I will be the first to admit that there are plenty of changes I would love to make about myself. From my weight to my body type and many other things about myself inside and out. I am by no means the most confident person about how I look, but I have worked hard for the past year to be an overall healthier person.

Becoming healthier isn't about looking thinner or fitting into a specific size of clothes. It is about taking care of yourself from eating better to working out more. There comes a feeling of confidence in what your body can do if you put a little love in it.

Perfection takes time, and I know firsthand how frustrating trying to be healthier can be.

Pizza tastes so much better than salad. It is so easy to fall into a rhythm of something that seems never to change whether that is your weight or your mile time. Sadly, you can't build a city, or become healthier overnight.

We see people who are thinner, curvier, smarter, faster, and so much more than us. We all waste time comparing ourselves to people around us and on our timelines, but some of our biggest strengths are our individuality and the gift of getting back up after falling down.

All I can say is, please don't give up on your goal of being healthier because this is solely for you.

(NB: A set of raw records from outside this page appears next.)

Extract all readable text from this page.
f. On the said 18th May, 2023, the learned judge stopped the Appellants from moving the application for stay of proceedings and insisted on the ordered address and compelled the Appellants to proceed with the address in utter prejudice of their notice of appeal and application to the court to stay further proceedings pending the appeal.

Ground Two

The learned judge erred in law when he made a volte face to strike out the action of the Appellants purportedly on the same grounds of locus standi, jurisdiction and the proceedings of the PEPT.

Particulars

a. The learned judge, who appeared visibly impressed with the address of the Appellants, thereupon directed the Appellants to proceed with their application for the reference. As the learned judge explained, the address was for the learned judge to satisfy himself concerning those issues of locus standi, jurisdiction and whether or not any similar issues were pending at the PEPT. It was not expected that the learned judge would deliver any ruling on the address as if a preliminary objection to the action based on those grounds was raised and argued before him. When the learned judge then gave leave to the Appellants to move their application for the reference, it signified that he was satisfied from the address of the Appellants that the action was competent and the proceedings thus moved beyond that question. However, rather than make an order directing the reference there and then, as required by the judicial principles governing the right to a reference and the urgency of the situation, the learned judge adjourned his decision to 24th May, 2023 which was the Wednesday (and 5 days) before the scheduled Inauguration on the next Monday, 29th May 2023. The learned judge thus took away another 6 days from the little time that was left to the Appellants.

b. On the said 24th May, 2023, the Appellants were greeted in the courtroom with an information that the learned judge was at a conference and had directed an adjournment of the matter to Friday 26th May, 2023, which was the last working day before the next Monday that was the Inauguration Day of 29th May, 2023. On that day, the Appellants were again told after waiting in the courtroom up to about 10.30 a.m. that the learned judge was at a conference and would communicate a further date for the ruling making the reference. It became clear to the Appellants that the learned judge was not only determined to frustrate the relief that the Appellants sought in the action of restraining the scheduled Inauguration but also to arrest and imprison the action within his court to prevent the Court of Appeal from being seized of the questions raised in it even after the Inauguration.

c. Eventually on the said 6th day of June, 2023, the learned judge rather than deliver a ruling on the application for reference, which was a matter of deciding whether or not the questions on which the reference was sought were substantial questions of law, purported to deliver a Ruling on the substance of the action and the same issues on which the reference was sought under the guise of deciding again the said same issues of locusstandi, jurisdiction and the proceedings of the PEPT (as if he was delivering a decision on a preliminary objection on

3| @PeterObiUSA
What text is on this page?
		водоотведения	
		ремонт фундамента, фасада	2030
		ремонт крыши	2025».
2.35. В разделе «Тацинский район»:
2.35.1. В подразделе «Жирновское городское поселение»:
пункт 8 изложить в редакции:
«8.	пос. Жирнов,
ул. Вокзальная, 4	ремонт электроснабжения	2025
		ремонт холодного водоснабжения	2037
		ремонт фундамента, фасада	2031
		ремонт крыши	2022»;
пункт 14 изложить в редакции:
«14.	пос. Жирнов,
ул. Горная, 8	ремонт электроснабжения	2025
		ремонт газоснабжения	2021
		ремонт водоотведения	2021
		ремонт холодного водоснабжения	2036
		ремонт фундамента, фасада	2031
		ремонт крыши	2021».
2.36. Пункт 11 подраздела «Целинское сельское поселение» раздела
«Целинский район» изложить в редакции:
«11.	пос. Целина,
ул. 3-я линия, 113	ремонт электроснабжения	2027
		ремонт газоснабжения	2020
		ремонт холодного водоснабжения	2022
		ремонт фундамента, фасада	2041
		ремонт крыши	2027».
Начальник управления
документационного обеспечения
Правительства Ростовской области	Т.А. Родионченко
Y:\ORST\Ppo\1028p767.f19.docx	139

We can have a great support system in the world and have everyone in our corner, but that isn't enough.

You need yourself. You need to know that if you don't entirely put yourself in this journey, then you won't fully succeed. Your commitment to bettering yourself can keep you going even if you want to give up.

Your motivation may not be at its peak level right now, and you may have every cell in your body screaming at you to quit. Don't do it. Prove to yourself that you can keep going no matter what. Not giving up will be worth it. The results and taking the hard way will make you a stronger person inside and out.

You can do this. You can do anything you want to accomplish if you just believe in yourself. You need to understand that becoming healthier takes endurance. There will be periods where you slow down and may not be going at your fastest pace. The difference is that you are not giving up and you are still trying and moving.

Don't treat becoming healthier as a sprint: short term and quick. That mentality will only leave you feeling deflated and defeated. It is a life-long marathon of pacing yourself and pushing yourself further than ever before.